Law and morality in Breaking bad
the aesthetics of justice
pp. 93-105
in: Robert Arp (ed), Philosophy and breaking bad, Berlin, Springer, 2017Abstract
Law and morality have been connected in various ways over time through both legal and religious institutions. A couple modern, secular notions about how law relates to morality still contend. On the one hand, legal positivists generally argue that law and morality are largely separate realms, connected by more or less arbitrary social choices if at all, and that justice emerges through the consistent application of power through rules and states.
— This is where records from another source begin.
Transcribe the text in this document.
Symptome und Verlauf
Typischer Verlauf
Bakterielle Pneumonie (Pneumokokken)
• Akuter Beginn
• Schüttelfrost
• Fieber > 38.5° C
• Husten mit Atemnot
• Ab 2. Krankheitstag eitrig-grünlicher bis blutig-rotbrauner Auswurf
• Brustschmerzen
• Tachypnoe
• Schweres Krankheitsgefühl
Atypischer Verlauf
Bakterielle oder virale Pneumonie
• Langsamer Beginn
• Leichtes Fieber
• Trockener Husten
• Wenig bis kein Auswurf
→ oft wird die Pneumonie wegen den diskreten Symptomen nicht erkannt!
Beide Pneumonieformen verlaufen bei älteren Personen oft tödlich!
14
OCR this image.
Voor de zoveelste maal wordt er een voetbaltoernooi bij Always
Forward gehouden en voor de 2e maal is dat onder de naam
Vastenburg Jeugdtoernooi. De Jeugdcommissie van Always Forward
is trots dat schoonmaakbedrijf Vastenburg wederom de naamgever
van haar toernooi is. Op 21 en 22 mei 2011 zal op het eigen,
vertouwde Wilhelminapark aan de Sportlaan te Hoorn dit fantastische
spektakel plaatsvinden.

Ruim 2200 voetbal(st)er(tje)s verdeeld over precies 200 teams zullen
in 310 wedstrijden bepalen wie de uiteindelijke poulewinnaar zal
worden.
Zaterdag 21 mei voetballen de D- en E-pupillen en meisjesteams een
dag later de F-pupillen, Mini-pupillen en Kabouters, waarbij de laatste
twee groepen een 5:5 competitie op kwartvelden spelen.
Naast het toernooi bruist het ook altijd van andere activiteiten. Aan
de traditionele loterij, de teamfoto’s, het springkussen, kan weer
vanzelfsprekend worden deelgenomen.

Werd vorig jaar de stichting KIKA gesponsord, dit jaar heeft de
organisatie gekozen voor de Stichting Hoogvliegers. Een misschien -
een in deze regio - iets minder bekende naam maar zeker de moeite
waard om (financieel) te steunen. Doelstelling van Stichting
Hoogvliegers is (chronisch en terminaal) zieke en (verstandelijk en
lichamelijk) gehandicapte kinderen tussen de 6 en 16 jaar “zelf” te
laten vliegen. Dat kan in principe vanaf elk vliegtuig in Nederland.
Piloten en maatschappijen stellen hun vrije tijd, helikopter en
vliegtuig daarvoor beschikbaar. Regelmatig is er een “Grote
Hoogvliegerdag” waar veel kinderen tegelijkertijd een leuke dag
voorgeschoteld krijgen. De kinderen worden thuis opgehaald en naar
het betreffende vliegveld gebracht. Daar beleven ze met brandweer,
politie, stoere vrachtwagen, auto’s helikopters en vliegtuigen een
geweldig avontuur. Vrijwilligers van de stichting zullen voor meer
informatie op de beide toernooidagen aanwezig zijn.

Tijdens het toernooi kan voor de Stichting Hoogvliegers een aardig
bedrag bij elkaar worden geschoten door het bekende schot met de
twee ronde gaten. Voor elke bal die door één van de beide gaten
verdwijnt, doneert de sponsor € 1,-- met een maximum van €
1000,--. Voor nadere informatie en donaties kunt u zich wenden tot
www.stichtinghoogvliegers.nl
Natural law theories, which trace their origins to times when churches and states were substantially the same, hold for the most part that justice derives from some principles that preexist, or are separate ontologically from laws, and that only adherence to those principles can bring about justice. Neither of these major theories is fully satisfying, counterexamples seem to abound and the flux of modern morals and rules continues to raise questions of justice. I argue in this chapter that none of the philosophical, analytical approaches to understanding justice will do. Rather, justice, as a phenomenon, can best be sensed aesthetically, through examples, and not reduced to a set of mere principles. Contrasting Les Miserables, Crime and Punishment and Breaking Bad, I try to explain why, despite his many crimes, the shows concludes with a sense of justice having been achieved.